Data clippers set sail to enhance future planetary missions
These maneuverable spacecraft could ship huge amounts of data back to Earth, overcoming the problem of downloading such quantities from traditional orbiters.
September 20, 2010
Provided by the European Planetary Science Congress
September 20, 2010
Future missions to explore the outer planets could employ fleets of "data clippers," maneuverable spacecraft equipped with solar sails, to ship vast quantities of scientific data to back Earth.
Photo by Thales Alenia Space
A new golden age of sailing may be about to begin — in space. Future missions to explore the outer planets could employ fleets of "data clippers," maneuverable spacecraft equipped with solar sails, to ship vast quantities of scientific data back to Earth.
According to Joel Poncy of Thales Alenia Space, the technology could be ready in time to support midterm missions to the moons of Jupiter and Saturn. Poncy presented an assessment of data clippers at the European Planetary Science Congress (EPSC) in Rome, Italy, September 20.
"Space-rated flash memories will soon be able to store the huge quantities of data needed for the global mapping of planetary bodies in high resolution," said Poncy. "But a full high-res map of, say, Europa or Titan, would take several decades to download from a traditional orbiter, even using very large antennae. Downloading data is the major design driver for interplanetary missions. We think that data clippers would be a very efficient way of overcoming this bottleneck.
Poncy and his team at Thales Alenia Space have carried out a preliminary assessment for a data clipper mission. Their concept is for a clipper to fly close to a planetary orbiter, upload its data and fly by Earth, at which point terabytes of data could be downloaded to the ground station. A fleet of data clippers cruising around the solar system could provide support for an entire suite of planetary missions.
"We have looked at the challenges of a data clipper mission, and we think that it could be ready for a launch in the late 2020s," Poncy said. "This means that the technology should be included now in the roadmap for future missions, and this is why we are presenting this study at EPSC."
Poncy's team have assessed the communications systems and tracking devices that a data clipper would need, as well as the flyby conditions and pointing accuracy required for the massive data transfers. Recent advances in technology mean that spacecraft propelled by solar sails, which use radiation pressure from photons emitted by the Sun, or electric sails, which harness the momentum of the solar wind, can now be envisaged for midterm missions. The Japanese Space Agency, JAXA, is currently testing a solar sail mission, IKAROS.

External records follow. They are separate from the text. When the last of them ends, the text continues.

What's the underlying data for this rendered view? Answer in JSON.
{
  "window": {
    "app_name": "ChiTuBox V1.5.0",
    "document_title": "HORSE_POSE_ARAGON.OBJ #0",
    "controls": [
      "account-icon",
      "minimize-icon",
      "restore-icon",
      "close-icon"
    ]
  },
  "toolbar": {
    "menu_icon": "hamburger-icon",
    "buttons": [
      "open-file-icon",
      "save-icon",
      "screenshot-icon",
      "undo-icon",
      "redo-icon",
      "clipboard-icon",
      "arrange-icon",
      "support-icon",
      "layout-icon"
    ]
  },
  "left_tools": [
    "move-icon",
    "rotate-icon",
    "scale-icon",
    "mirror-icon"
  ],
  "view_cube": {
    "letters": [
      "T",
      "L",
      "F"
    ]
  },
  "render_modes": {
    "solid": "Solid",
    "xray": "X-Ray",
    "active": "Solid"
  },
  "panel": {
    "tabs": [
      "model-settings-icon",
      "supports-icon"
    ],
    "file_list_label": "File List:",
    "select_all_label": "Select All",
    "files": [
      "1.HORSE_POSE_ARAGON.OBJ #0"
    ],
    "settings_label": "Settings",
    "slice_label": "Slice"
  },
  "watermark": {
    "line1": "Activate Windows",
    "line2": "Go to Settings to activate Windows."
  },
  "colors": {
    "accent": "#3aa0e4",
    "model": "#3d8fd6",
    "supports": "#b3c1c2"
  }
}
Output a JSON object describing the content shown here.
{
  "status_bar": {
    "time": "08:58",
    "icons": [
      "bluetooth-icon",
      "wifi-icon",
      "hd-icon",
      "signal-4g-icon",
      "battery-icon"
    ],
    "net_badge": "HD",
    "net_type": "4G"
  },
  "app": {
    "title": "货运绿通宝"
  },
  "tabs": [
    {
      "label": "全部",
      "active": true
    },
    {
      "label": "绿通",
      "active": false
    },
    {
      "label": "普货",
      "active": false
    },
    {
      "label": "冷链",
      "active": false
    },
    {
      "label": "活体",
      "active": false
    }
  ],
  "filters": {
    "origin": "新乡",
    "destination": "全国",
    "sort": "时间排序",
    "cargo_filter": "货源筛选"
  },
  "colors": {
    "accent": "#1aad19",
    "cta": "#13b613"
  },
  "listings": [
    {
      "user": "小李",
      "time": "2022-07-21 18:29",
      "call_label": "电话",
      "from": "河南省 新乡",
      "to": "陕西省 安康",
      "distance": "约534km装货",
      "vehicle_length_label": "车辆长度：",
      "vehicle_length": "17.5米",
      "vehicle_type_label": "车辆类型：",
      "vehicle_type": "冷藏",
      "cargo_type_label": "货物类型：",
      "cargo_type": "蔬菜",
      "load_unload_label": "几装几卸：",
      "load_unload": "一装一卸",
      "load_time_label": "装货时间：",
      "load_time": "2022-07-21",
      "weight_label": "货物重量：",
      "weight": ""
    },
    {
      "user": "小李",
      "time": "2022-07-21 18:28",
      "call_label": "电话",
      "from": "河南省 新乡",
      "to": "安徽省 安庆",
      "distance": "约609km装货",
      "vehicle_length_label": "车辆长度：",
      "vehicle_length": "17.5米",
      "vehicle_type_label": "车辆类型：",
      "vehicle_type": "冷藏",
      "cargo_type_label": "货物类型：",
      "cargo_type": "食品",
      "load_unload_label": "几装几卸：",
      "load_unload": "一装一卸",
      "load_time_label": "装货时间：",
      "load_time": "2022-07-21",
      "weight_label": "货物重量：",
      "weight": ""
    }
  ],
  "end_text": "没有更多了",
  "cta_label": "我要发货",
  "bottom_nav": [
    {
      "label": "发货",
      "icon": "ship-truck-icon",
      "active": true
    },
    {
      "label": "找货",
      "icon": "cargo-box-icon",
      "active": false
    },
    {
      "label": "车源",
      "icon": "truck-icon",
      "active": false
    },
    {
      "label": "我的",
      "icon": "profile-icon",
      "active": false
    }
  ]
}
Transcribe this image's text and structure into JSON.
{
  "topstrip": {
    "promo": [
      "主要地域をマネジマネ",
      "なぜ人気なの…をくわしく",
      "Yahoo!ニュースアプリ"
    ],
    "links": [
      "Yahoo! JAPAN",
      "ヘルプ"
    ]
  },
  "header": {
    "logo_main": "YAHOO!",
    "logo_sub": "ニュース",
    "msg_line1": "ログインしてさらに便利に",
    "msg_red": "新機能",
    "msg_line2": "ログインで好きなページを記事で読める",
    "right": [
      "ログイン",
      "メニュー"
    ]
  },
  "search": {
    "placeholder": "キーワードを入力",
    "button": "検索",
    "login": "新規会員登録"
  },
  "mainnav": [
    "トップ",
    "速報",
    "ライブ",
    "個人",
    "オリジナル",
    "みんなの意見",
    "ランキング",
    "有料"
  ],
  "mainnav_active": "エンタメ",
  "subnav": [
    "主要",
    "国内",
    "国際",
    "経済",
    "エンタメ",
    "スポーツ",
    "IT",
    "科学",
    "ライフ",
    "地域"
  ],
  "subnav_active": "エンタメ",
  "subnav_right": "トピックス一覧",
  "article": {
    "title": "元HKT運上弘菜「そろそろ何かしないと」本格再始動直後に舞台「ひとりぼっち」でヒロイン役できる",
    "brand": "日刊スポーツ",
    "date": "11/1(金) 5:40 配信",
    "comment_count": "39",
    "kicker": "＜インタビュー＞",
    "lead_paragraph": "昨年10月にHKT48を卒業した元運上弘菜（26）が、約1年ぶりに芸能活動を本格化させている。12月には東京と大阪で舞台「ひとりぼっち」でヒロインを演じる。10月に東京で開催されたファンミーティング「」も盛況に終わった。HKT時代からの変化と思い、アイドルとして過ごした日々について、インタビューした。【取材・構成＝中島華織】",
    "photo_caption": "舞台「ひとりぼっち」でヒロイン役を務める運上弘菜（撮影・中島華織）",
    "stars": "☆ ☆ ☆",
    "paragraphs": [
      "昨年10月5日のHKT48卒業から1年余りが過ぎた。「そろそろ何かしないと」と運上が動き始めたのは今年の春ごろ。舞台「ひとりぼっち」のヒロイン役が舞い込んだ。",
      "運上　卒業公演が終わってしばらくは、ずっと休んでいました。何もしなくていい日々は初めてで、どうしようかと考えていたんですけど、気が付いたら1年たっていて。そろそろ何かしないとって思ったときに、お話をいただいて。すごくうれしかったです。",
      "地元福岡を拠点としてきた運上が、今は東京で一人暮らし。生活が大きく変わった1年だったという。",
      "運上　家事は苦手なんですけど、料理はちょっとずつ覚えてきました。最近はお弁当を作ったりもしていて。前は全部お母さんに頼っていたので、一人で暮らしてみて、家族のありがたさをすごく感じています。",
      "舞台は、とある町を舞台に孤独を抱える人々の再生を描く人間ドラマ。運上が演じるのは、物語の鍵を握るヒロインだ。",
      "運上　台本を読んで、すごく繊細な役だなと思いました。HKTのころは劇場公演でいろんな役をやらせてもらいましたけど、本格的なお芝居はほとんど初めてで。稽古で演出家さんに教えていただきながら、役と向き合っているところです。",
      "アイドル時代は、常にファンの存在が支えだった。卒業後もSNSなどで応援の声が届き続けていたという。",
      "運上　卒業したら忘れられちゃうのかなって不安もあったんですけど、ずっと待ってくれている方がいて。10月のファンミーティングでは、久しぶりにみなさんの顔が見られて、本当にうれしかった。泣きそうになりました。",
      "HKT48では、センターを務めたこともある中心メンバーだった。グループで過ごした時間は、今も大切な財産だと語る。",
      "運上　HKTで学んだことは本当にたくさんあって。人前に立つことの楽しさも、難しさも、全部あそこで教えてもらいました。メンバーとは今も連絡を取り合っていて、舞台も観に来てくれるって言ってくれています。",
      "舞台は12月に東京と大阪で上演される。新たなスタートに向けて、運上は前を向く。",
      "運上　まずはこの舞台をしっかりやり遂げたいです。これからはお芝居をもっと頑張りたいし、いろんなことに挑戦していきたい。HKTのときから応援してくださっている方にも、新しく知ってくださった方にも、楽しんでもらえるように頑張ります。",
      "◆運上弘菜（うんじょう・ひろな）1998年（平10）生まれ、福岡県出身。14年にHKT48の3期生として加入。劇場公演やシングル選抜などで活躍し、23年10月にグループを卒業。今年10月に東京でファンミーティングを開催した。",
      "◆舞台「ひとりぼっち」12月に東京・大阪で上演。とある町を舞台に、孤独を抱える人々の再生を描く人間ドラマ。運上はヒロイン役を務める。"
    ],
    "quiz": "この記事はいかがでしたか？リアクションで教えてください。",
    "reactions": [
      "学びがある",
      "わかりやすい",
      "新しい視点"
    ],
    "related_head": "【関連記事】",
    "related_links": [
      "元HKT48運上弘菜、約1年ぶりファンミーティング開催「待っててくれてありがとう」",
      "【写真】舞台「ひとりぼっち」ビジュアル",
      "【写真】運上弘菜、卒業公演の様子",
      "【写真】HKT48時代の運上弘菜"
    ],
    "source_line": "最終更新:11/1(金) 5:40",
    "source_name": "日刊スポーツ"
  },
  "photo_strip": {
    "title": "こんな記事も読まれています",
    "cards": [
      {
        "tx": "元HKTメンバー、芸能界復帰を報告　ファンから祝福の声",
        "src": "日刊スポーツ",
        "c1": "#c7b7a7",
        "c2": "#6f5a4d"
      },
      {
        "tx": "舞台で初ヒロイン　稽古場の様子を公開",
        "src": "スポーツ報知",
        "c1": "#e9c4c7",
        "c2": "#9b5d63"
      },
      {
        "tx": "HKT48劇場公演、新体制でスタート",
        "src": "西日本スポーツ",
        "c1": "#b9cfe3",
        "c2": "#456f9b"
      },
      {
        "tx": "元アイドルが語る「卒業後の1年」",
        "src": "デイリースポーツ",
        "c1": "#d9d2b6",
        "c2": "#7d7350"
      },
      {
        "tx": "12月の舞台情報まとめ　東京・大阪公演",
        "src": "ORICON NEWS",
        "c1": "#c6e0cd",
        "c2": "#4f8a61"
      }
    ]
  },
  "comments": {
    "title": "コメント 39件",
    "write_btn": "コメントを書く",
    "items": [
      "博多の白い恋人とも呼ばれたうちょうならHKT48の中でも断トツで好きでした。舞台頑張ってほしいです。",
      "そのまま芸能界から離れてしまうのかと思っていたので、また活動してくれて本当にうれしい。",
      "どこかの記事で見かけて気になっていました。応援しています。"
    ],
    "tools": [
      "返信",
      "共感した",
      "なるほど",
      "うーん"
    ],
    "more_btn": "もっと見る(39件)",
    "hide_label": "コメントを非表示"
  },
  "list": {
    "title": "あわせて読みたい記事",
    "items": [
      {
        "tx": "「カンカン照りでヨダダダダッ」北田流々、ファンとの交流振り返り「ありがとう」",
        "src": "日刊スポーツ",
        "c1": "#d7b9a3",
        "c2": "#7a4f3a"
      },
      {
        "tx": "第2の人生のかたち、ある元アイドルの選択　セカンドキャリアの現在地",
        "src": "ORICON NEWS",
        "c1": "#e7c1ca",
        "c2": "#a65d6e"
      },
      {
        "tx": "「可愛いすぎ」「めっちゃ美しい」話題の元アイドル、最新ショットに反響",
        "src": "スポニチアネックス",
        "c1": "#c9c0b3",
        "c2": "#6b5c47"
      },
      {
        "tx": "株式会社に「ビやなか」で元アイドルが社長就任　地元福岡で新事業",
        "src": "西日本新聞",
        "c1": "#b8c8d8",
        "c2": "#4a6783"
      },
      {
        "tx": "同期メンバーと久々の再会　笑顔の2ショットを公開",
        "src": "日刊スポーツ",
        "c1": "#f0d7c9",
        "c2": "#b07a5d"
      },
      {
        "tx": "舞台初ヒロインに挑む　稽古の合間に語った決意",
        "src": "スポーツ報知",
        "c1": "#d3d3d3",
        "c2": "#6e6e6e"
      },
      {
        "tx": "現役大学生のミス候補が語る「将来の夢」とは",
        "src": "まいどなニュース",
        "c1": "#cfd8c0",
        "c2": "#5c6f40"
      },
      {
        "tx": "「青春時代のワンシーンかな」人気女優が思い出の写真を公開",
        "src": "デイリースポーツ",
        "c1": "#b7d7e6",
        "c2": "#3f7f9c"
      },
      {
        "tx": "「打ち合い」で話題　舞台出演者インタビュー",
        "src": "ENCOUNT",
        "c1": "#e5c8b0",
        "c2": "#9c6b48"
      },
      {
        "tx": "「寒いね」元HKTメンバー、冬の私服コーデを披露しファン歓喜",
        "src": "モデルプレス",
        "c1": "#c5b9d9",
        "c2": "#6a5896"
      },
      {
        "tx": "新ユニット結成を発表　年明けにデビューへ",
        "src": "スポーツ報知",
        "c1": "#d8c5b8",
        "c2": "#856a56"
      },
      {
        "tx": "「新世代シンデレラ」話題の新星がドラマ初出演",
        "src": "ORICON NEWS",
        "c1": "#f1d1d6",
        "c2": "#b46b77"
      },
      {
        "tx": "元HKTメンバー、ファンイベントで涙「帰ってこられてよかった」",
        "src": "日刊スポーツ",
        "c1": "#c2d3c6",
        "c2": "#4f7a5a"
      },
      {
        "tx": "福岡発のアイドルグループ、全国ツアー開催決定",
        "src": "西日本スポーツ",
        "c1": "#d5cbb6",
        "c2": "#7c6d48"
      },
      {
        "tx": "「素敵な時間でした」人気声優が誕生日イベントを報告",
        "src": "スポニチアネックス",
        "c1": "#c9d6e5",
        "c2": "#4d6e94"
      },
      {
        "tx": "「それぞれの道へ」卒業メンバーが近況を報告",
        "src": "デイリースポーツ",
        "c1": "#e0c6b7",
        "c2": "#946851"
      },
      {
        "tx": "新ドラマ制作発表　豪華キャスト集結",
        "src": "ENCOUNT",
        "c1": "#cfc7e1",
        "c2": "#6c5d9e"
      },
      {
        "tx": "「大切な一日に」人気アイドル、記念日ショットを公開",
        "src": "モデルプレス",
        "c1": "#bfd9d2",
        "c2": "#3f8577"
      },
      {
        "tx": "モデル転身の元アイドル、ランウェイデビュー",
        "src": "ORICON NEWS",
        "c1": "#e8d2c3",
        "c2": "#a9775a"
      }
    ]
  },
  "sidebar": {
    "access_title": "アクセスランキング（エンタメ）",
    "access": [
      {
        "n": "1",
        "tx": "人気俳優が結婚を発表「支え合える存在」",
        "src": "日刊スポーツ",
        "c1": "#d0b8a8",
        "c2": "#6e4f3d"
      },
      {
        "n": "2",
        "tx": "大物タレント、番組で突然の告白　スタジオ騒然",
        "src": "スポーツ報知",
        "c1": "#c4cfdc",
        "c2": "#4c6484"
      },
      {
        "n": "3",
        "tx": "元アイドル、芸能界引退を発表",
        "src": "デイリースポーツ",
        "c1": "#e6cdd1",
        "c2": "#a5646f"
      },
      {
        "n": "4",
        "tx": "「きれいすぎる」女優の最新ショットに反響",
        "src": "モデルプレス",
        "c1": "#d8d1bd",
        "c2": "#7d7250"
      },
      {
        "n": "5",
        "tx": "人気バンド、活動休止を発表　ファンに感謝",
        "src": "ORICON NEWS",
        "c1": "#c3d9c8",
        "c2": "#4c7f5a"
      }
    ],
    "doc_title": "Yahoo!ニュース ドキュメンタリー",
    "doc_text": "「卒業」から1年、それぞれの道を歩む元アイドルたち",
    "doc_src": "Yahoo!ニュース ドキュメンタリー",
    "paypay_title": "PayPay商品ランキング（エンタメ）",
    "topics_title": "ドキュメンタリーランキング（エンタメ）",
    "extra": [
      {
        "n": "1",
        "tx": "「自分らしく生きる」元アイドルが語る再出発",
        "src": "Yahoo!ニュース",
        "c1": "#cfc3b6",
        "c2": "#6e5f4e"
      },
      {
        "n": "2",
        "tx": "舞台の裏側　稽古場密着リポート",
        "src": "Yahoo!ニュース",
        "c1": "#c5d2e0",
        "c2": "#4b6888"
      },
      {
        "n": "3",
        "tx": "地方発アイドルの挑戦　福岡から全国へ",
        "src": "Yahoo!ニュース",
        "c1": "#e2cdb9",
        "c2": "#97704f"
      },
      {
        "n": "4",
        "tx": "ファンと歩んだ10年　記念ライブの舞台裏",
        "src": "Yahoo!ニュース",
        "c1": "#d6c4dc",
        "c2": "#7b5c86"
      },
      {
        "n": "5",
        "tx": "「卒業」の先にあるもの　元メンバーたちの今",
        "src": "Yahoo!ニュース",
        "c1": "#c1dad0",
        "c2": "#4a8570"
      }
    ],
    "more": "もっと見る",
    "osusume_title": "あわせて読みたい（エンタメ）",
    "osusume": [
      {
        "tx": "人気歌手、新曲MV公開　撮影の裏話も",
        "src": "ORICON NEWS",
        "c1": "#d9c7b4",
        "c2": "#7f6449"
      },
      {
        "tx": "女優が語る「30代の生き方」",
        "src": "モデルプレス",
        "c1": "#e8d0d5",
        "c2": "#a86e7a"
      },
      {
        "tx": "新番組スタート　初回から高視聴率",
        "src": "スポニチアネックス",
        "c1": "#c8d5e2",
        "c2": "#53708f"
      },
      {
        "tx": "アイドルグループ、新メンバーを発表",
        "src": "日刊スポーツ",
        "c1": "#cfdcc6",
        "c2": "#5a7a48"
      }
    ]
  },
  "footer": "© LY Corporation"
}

"Using the Sun as a propulsion source has the considerable advantage of requiring no propellant on board," Poncy said. "As long as the hardware doesn't age too much and the spacecraft is maneuverable, the duration of the mission can be very long. The use of data clippers could lead to a valuable downsizing of exploration missions and lower ground operation costs — combined with a huge science return. The orbiting spacecraft would still download some samples of their data directly to Earth to enable real-time discoveries and interactive mission operations. But the bulk of the data is less urgent and is often processed by scientists much later. Data clippers could provide an economy delivery service from the outer solar system, over and over again.